4. Connecter CRM, ERP et API avec des droits minimaux
Chaque connecteur doit préciser ce que l’agent peut lire, créer, modifier ou déclencher. Les opérations sensibles nécessitent une confirmation, un seuil ou une validation. Les secrets restent côté serveur, les appels sont journalisés et un mécanisme d’arrêt doit être disponible.
5. Tester au-delà de la démonstration
- Cas normaux représentatifs du quotidien.
- Informations manquantes ou contradictoires.
- Tentatives de contourner les instructions.
- Demandes hors périmètre et données sensibles.
- Pannes d’API, délais et doublons.
- Comparaison avec le traitement humain actuel.
6. Préparer l’adoption et la conformité
Les collaborateurs doivent comprendre le rôle de l’agent, ses limites et la manière de signaler une erreur. Cette acculturation répond aussi à l’obligation de culture IA prévue par le cadre européen. Pour les systèmes interactifs, les obligations de transparence doivent être intégrées à l’interface et au parcours.
7. Mesurer le ROI en production
Mesurez le temps par dossier, le volume traité, les corrections humaines, les erreurs, les délais et l’adoption.
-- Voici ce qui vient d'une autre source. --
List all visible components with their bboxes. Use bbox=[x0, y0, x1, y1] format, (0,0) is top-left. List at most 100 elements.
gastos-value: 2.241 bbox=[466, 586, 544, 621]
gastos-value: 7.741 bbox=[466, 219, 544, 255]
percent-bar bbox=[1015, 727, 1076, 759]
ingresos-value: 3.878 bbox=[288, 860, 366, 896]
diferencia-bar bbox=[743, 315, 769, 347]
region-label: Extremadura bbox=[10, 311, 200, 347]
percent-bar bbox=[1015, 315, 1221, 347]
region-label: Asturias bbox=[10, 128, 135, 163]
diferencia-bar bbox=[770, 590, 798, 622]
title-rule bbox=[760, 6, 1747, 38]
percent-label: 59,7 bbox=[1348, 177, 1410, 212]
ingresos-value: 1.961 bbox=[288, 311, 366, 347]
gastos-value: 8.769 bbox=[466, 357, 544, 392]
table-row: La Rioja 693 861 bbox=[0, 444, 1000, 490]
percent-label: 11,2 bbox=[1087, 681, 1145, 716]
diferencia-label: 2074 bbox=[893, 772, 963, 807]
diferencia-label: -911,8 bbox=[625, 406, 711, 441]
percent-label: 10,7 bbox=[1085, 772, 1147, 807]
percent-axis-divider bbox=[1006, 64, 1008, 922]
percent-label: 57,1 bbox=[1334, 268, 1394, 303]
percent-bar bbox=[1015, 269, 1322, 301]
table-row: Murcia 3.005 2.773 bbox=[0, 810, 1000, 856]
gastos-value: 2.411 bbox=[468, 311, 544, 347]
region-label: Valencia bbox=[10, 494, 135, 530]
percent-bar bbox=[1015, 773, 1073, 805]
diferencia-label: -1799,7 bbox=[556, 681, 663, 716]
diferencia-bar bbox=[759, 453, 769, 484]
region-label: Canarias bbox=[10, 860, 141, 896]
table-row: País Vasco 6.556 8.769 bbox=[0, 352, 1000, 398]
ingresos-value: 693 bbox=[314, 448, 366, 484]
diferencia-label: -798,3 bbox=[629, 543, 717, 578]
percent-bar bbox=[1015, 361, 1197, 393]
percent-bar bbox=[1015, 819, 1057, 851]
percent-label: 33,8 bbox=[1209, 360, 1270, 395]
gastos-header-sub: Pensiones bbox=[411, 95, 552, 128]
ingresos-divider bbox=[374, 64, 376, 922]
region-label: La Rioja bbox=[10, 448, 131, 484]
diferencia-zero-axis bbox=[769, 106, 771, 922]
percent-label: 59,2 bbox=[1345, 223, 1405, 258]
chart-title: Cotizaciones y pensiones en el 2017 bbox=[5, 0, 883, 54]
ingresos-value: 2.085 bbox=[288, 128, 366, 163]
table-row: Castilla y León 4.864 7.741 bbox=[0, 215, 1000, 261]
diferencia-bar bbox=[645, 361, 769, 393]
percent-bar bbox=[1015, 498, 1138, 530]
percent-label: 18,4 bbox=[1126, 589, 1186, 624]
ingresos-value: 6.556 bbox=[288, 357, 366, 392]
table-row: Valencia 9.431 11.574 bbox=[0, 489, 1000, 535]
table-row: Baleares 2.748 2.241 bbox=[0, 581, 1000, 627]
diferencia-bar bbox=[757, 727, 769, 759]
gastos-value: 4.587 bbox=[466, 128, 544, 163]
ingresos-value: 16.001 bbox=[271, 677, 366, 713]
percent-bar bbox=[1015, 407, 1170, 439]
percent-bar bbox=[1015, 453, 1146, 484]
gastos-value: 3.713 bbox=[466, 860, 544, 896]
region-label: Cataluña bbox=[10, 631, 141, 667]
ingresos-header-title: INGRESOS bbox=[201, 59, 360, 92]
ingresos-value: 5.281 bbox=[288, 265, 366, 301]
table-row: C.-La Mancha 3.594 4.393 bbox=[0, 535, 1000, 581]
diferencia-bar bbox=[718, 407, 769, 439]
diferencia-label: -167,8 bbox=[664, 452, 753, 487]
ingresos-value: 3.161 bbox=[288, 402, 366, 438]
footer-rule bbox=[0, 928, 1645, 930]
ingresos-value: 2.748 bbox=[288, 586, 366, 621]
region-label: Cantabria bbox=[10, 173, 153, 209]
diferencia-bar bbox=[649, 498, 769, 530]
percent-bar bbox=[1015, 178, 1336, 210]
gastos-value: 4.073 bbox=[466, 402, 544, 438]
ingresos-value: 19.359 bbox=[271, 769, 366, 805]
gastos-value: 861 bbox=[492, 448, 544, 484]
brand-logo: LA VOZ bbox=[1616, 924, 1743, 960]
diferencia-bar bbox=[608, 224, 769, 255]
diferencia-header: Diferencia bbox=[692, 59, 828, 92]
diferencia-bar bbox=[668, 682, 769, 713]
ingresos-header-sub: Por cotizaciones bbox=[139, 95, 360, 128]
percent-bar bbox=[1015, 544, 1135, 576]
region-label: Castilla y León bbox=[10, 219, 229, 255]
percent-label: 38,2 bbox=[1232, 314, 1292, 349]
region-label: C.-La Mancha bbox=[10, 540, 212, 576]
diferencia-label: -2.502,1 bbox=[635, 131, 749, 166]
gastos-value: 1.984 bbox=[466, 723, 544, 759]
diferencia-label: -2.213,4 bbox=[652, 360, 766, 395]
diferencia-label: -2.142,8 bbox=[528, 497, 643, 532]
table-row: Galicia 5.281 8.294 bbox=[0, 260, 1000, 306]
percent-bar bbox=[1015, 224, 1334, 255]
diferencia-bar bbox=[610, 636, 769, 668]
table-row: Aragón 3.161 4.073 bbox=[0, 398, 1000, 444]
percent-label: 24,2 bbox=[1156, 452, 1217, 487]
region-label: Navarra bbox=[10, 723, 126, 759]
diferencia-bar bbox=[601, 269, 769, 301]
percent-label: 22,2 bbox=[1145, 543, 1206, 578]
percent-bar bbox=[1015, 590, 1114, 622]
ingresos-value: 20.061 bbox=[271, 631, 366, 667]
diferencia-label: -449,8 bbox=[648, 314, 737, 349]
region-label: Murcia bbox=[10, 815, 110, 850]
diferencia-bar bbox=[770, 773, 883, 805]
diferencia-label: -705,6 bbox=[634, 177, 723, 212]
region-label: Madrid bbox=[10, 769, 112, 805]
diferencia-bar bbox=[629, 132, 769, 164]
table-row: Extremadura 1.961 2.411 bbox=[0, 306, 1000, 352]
Le ROI inclut les coûts de modèle, d’hébergement, d’intégration, de maintenance et de supervision. Une phase pilote limitée permet d’observer ces variables avant une généralisation.
La décision à la fin du diagnostic
Le livrable utile n’est pas une liste d’idées. C’est un périmètre priorisé avec architecture, données, risques, budget, indicateurs et plan de déploiement. Il doit aussi permettre de conclure qu’un projet n’est pas encore prêt.